The Tokyo Regional Taxation Bureau has found that business newspaper publisher Nihon Keizai Shimbun Inc. failed to declare about 840 million yen in income for three years to December 2003, sources said Thursday.

The bureau has ordered Nihon Keizai Shimbun to pay about 270 million yen in additional tax and penalties for the undeclared sum.

The company declared part of the salaries paid to some employees who were transferred to its affiliates as expenses, but the tax bureau determined the payments to be donations, which are subject to taxation, the sources said.

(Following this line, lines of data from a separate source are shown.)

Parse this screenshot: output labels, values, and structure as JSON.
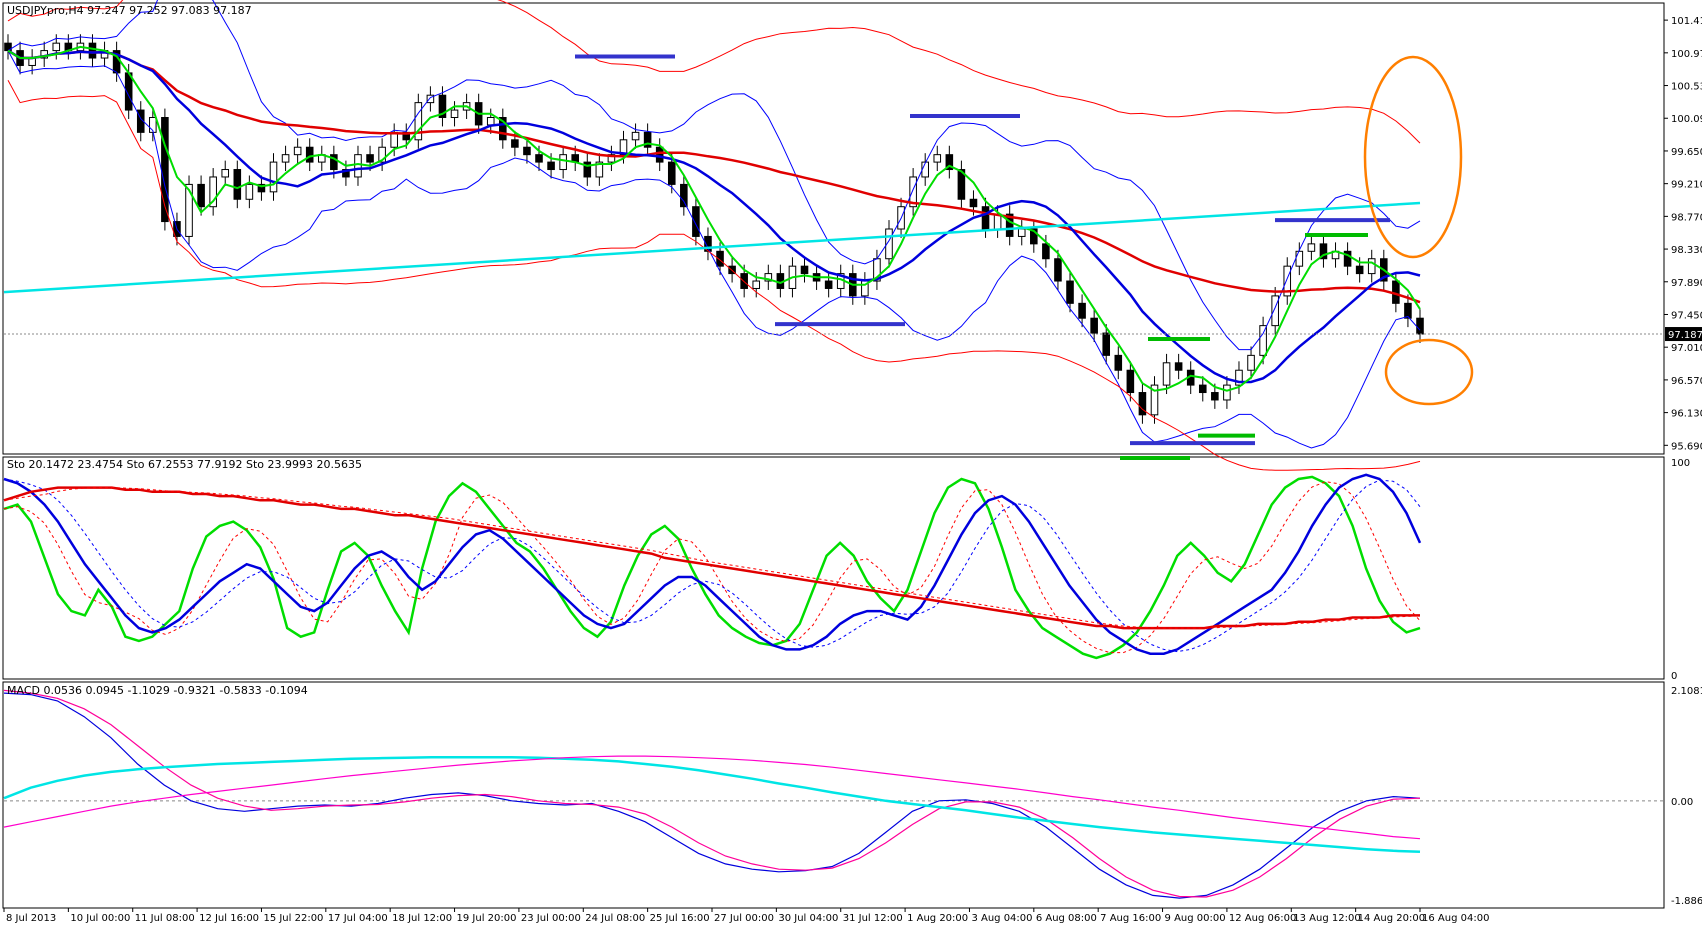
{
  "chart_data": [
    {
      "type": "candlestick",
      "header": "USDJPYpro,H4  97.247 97.252 97.083 97.187",
      "last_price": "97.187",
      "y_ticks": [
        "101.410",
        "100.970",
        "100.530",
        "100.090",
        "99.650",
        "99.210",
        "98.770",
        "98.330",
        "97.890",
        "97.450",
        "97.010",
        "96.570",
        "96.130",
        "95.690"
      ],
      "ylim": [
        95.6,
        101.6
      ],
      "close": [
        101.0,
        100.8,
        100.9,
        101.0,
        101.1,
        101.0,
        101.1,
        100.9,
        101.0,
        100.7,
        100.2,
        99.9,
        100.1,
        98.7,
        98.5,
        99.2,
        98.9,
        99.3,
        99.4,
        99.0,
        99.2,
        99.1,
        99.5,
        99.6,
        99.7,
        99.5,
        99.6,
        99.4,
        99.3,
        99.6,
        99.5,
        99.7,
        99.9,
        99.8,
        100.3,
        100.4,
        100.1,
        100.2,
        100.3,
        100.0,
        100.1,
        99.8,
        99.7,
        99.6,
        99.5,
        99.4,
        99.6,
        99.5,
        99.3,
        99.5,
        99.6,
        99.8,
        99.9,
        99.7,
        99.5,
        99.2,
        98.9,
        98.5,
        98.3,
        98.1,
        98.0,
        97.8,
        97.9,
        98.0,
        97.8,
        98.1,
        98.0,
        97.9,
        97.8,
        98.0,
        97.7,
        97.9,
        98.2,
        98.6,
        98.9,
        99.3,
        99.5,
        99.6,
        99.4,
        99.0,
        98.9,
        98.6,
        98.8,
        98.5,
        98.6,
        98.4,
        98.2,
        97.9,
        97.6,
        97.4,
        97.2,
        96.9,
        96.7,
        96.4,
        96.1,
        96.5,
        96.8,
        96.7,
        96.5,
        96.4,
        96.3,
        96.5,
        96.7,
        96.9,
        97.3,
        97.7,
        98.1,
        98.3,
        98.4,
        98.2,
        98.3,
        98.1,
        98.0,
        98.2,
        97.9,
        97.6,
        97.4,
        97.187
      ],
      "indicators": [
        "Bollinger Bands (blue)",
        "Bollinger Bands (red)",
        "Moving averages (green, blue, red, cyan)"
      ],
      "annotations": [
        "horizontal support/resistance marks (blue, green)",
        "orange ellipses at right edge"
      ]
    },
    {
      "type": "line",
      "header": "Sto 20.1472 23.4754  Sto 67.2553 77.9192  Sto 23.9993 20.5635",
      "y_ticks": [
        "100",
        "0"
      ],
      "ylim": [
        0,
        100
      ],
      "series": [
        {
          "color": "#00dd00",
          "values": [
            78,
            80,
            72,
            55,
            38,
            30,
            28,
            40,
            32,
            18,
            16,
            18,
            24,
            30,
            50,
            65,
            70,
            72,
            68,
            60,
            45,
            22,
            18,
            20,
            40,
            58,
            62,
            56,
            42,
            30,
            20,
            50,
            72,
            84,
            90,
            86,
            78,
            70,
            62,
            58,
            50,
            40,
            30,
            22,
            18,
            25,
            42,
            56,
            66,
            70,
            64,
            50,
            38,
            28,
            22,
            18,
            15,
            14,
            16,
            24,
            40,
            56,
            62,
            56,
            44,
            36,
            30,
            40,
            58,
            76,
            88,
            92,
            90,
            78,
            60,
            40,
            30,
            22,
            18,
            14,
            10,
            8,
            10,
            14,
            20,
            30,
            42,
            56,
            62,
            56,
            48,
            44,
            52,
            66,
            80,
            88,
            92,
            93,
            90,
            84,
            70,
            50,
            35,
            25,
            20,
            22
          ]
        },
        {
          "color": "#0000dd",
          "values": [
            92,
            90,
            86,
            80,
            72,
            62,
            52,
            44,
            36,
            28,
            22,
            20,
            22,
            26,
            32,
            38,
            44,
            48,
            52,
            50,
            44,
            38,
            32,
            30,
            34,
            42,
            50,
            56,
            58,
            54,
            46,
            40,
            44,
            52,
            60,
            66,
            68,
            64,
            58,
            52,
            46,
            40,
            34,
            28,
            24,
            22,
            24,
            30,
            36,
            42,
            46,
            46,
            42,
            36,
            30,
            24,
            18,
            14,
            12,
            12,
            14,
            18,
            24,
            28,
            30,
            30,
            28,
            26,
            32,
            42,
            54,
            66,
            76,
            82,
            84,
            80,
            72,
            62,
            52,
            42,
            34,
            26,
            20,
            16,
            12,
            10,
            10,
            12,
            16,
            20,
            24,
            28,
            32,
            36,
            40,
            48,
            58,
            70,
            80,
            88,
            92,
            94,
            92,
            86,
            76,
            62
          ]
        },
        {
          "color": "#e00000",
          "values": [
            82,
            84,
            86,
            87,
            88,
            88,
            88,
            88,
            88,
            87,
            87,
            86,
            86,
            86,
            85,
            85,
            84,
            84,
            83,
            82,
            82,
            81,
            80,
            80,
            79,
            78,
            78,
            77,
            76,
            75,
            75,
            74,
            73,
            72,
            71,
            70,
            69,
            68,
            67,
            66,
            65,
            64,
            63,
            62,
            61,
            60,
            59,
            58,
            57,
            55,
            54,
            53,
            52,
            51,
            50,
            49,
            48,
            47,
            46,
            45,
            44,
            43,
            42,
            41,
            40,
            39,
            38,
            37,
            36,
            35,
            34,
            33,
            32,
            31,
            30,
            29,
            28,
            27,
            26,
            25,
            24,
            23,
            23,
            22,
            22,
            22,
            22,
            22,
            22,
            22,
            23,
            23,
            23,
            24,
            24,
            24,
            25,
            25,
            26,
            26,
            27,
            27,
            27,
            28,
            28,
            28
          ]
        }
      ]
    },
    {
      "type": "line",
      "header": "MACD 0.0536 0.0945 -1.1029 -0.9321 -0.5833 -0.1094",
      "y_ticks": [
        "2.1081",
        "0.00",
        "-1.8866"
      ],
      "ylim": [
        -1.8866,
        2.1081
      ],
      "series": [
        {
          "color": "#0000dd",
          "values": [
            2.05,
            2.02,
            1.9,
            1.6,
            1.2,
            0.7,
            0.3,
            0.0,
            -0.15,
            -0.2,
            -0.15,
            -0.1,
            -0.08,
            -0.1,
            -0.05,
            0.05,
            0.12,
            0.15,
            0.1,
            0.0,
            -0.05,
            -0.08,
            -0.05,
            -0.2,
            -0.4,
            -0.7,
            -1.0,
            -1.2,
            -1.3,
            -1.35,
            -1.33,
            -1.25,
            -1.0,
            -0.6,
            -0.2,
            0.0,
            0.02,
            -0.05,
            -0.2,
            -0.5,
            -0.9,
            -1.3,
            -1.6,
            -1.8,
            -1.85,
            -1.8,
            -1.6,
            -1.3,
            -0.9,
            -0.5,
            -0.2,
            0.0,
            0.08,
            0.05
          ]
        },
        {
          "color": "#ff0099",
          "values": [
            2.1,
            2.05,
            1.95,
            1.75,
            1.45,
            1.05,
            0.65,
            0.3,
            0.05,
            -0.1,
            -0.18,
            -0.15,
            -0.1,
            -0.08,
            -0.07,
            -0.02,
            0.05,
            0.1,
            0.12,
            0.08,
            0.0,
            -0.05,
            -0.07,
            -0.12,
            -0.25,
            -0.5,
            -0.8,
            -1.05,
            -1.2,
            -1.3,
            -1.32,
            -1.28,
            -1.1,
            -0.8,
            -0.45,
            -0.15,
            -0.02,
            -0.02,
            -0.12,
            -0.35,
            -0.7,
            -1.1,
            -1.45,
            -1.7,
            -1.82,
            -1.83,
            -1.7,
            -1.45,
            -1.1,
            -0.7,
            -0.35,
            -0.1,
            0.03,
            0.05
          ]
        },
        {
          "color": "#00e5e5",
          "values": [
            0.05,
            0.25,
            0.38,
            0.48,
            0.55,
            0.6,
            0.64,
            0.67,
            0.7,
            0.72,
            0.74,
            0.76,
            0.78,
            0.8,
            0.81,
            0.82,
            0.83,
            0.83,
            0.83,
            0.83,
            0.82,
            0.8,
            0.78,
            0.75,
            0.7,
            0.65,
            0.58,
            0.5,
            0.42,
            0.33,
            0.25,
            0.16,
            0.08,
            0.0,
            -0.06,
            -0.12,
            -0.18,
            -0.25,
            -0.32,
            -0.38,
            -0.44,
            -0.5,
            -0.55,
            -0.6,
            -0.64,
            -0.68,
            -0.72,
            -0.76,
            -0.8,
            -0.84,
            -0.88,
            -0.92,
            -0.95,
            -0.97
          ]
        },
        {
          "color": "#ff00cc",
          "values": [
            -0.5,
            -0.4,
            -0.3,
            -0.2,
            -0.1,
            -0.02,
            0.05,
            0.12,
            0.18,
            0.24,
            0.3,
            0.36,
            0.42,
            0.48,
            0.53,
            0.58,
            0.63,
            0.68,
            0.72,
            0.76,
            0.79,
            0.82,
            0.84,
            0.85,
            0.85,
            0.84,
            0.82,
            0.8,
            0.77,
            0.73,
            0.69,
            0.64,
            0.58,
            0.52,
            0.46,
            0.4,
            0.34,
            0.28,
            0.22,
            0.15,
            0.08,
            0.02,
            -0.05,
            -0.12,
            -0.18,
            -0.25,
            -0.32,
            -0.38,
            -0.44,
            -0.5,
            -0.56,
            -0.62,
            -0.68,
            -0.72
          ]
        }
      ]
    }
  ],
  "x_ticks": [
    "8 Jul 2013",
    "10 Jul 00:00",
    "11 Jul 08:00",
    "12 Jul 16:00",
    "15 Jul 22:00",
    "17 Jul 04:00",
    "18 Jul 12:00",
    "19 Jul 20:00",
    "23 Jul 00:00",
    "24 Jul 08:00",
    "25 Jul 16:00",
    "27 Jul 00:00",
    "30 Jul 04:00",
    "31 Jul 12:00",
    "1 Aug 20:00",
    "3 Aug 04:00",
    "6 Aug 08:00",
    "7 Aug 16:00",
    "9 Aug 00:00",
    "12 Aug 06:00",
    "13 Aug 12:00",
    "14 Aug 20:00",
    "16 Aug 04:00"
  ],
  "colors": {
    "bb_blue": "#0000ff",
    "bb_red": "#ff0000",
    "ma_green": "#00dd00",
    "ma_blue": "#0000dd",
    "ma_red": "#e00000",
    "ma_cyan": "#00e5e5",
    "orange": "#ff7f00",
    "level_blue": "#3333cc",
    "level_green": "#00bb00"
  }
}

The bureau also noted that funds provided to paper distributors as an incentive fall within the category of entertainment allowance, which is taxable, the sources said.

A Nihon Keizai Shimbun official said the company will pay the additional tax, stating it will basically respect the tax bureau's interpretation of the expenses in question, although it has different views on the scope of the donations involved.

Kubota hid income

OSAKA (Kyodo) Kubota Corp., the largest manufacturer of farm equipment and cast-iron pipes in the nation, failed to declare about 120 million yen in income for three years to March 2004, sources said Thursday.

The Osaka Regional Taxation Bureau has found that 47 million yen of the 120 million yen was intentionally hidden income and imposed 45 million yen in additional tax and penalties on Kubota. The company has already paid up, they said.

According to the sources, Kubota's practice of shouldering sales expenses for employees transferred from the parent firm to its Singapore subsidiary was an act of donation.

The practice was tantamount to transferring revenues from the profitable parent firm to the money-losing subsidiary, the subject of additional tax, the sources said.